Toshiba is considering formally listing U.S. nuclear companies that it purchased for billions as a net loss, then investing more into other companies.

Toshiba purchased the American nuclear company Westinghouse in 2006 for about $5.4 billion and added another nuclear engineering firm called Chicago Bridge & Iron’s (CB&I) last December for $229 million. Toshiba will turn an estimated profit of $1.2 billion in 2016.

Japan previously pledged to abandon nuclear power by the 2030s. Officials promised to replace nuclear power with wind or solar power, but this caused the price of electricity to rise by 20 percent. Japan’s government aims to restart at least 32 of the 54 reactors it shut down following the Fukushima disaster, and wants nuclear power to account for 20 percent of the nation’s total electricity generated by 2030.

Nuclear power provided 29 percent of Japan’s total electricity before 2011, but will decline to 13.6 percent by 2023 and 1.2 percent by 2040, according to reports. Japan got 24 percent of its electricity from coal in 2010 and the country plans to get more than a third of its power from coal by 2040.

There are 61 commercially operating nuclear power plants with 99 nuclear reactors in the U.S. Combined, these reactors generate about 20 percent of all electricity used last year, according to the U.S government Energy Information Administration.

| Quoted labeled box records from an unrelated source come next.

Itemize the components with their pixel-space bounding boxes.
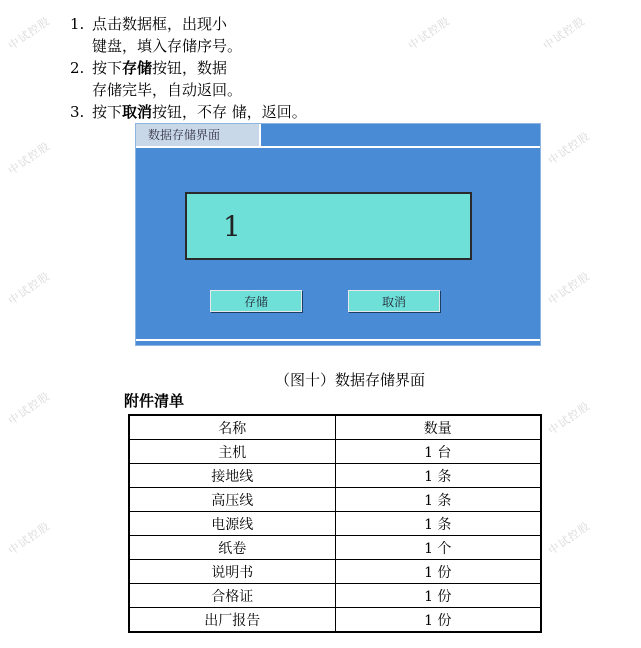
watermark: 中试控股 [5, 139, 53, 178]
item-quantity: 1 份 [335, 608, 541, 633]
watermark: 中试控股 [540, 14, 588, 53]
item-quantity: 1 台 [335, 440, 541, 464]
item-name: 纸卷 [129, 536, 335, 560]
divider [136, 339, 540, 341]
item-quantity: 1 条 [335, 464, 541, 488]
item-name: 合格证 [129, 584, 335, 608]
input-value: 1 [223, 210, 241, 243]
step-number: 1. [70, 15, 85, 33]
table-row [129, 440, 541, 464]
watermark: 中试控股 [5, 519, 53, 558]
watermark: 中试控股 [545, 519, 593, 558]
watermark: 中试控股 [5, 389, 53, 428]
table-row [129, 536, 541, 560]
step-2 [70, 57, 307, 101]
item-name: 出厂报告 [129, 608, 335, 633]
item-quantity: 1 条 [335, 512, 541, 536]
step-text: 按下 [92, 103, 123, 121]
table-row [129, 488, 541, 512]
item-name: 主机 [129, 440, 335, 464]
table-row [129, 584, 541, 608]
figure-caption: （图十）数据存储界面 [275, 371, 426, 389]
step-text: 按钮，数据 [152, 59, 228, 77]
table-row [129, 464, 541, 488]
item-quantity: 1 份 [335, 560, 541, 584]
step-text: 按钮，不存 储，返回。 [152, 103, 307, 121]
table-row [129, 608, 541, 633]
step-number: 2. [70, 59, 85, 77]
column-header: 名称 [129, 415, 335, 440]
watermark: 中试控股 [5, 14, 53, 53]
item-name: 电源线 [129, 512, 335, 536]
column-header: 数量 [335, 415, 541, 440]
table-header-row [129, 415, 541, 440]
screen-tab[interactable]: 数据存储界面 [136, 124, 261, 148]
watermark: 中试控股 [545, 399, 593, 438]
step-keyword: 取消 [122, 103, 153, 121]
data-storage-screen [135, 123, 541, 346]
storage-number-input[interactable] [185, 192, 472, 260]
divider [259, 146, 540, 148]
step-text-continued: 键盘，填入存储序号。 [92, 37, 243, 55]
step-text-continued: 存储完毕，自动返回。 [92, 81, 243, 99]
cancel-button[interactable]: 取消 [348, 290, 440, 312]
step-1 [70, 13, 307, 57]
instruction-steps [70, 13, 307, 123]
watermark: 中试控股 [545, 129, 593, 168]
item-name: 高压线 [129, 488, 335, 512]
step-number: 3. [70, 103, 85, 121]
step-text: 按下 [92, 59, 123, 77]
step-text: 点击数据框，出现小 [92, 15, 228, 33]
save-button[interactable]: 存储 [210, 290, 302, 312]
watermark: 中试控股 [405, 14, 453, 53]
step-3 [70, 101, 307, 123]
parts-list-table [128, 414, 542, 633]
watermark: 中试控股 [545, 269, 593, 308]
section-heading: 附件清单 [124, 392, 185, 410]
item-quantity: 1 份 [335, 584, 541, 608]
item-name: 说明书 [129, 560, 335, 584]
step-keyword: 存储 [122, 59, 153, 77]
table-row [129, 512, 541, 536]
item-name: 接地线 [129, 464, 335, 488]
watermark: 中试控股 [5, 269, 53, 308]
table-row [129, 560, 541, 584]
item-quantity: 1 条 [335, 488, 541, 512]
item-quantity: 1 个 [335, 536, 541, 560]
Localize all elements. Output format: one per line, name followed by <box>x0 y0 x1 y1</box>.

Japan’s transition to green energy hasn’t gone well, and the country likely won’t meet its goals, according to the report. Japan remains a top importer of oil, coal and natural gas, and the government estimated that importing fuel costs the country more than $40 billion annually.

Japan’s current government sees a revival of nuclear power as critical to supporting economic growth and slowing an exodus of Japanese manufacturing to lower-cost countries, but has faced incredible pushback.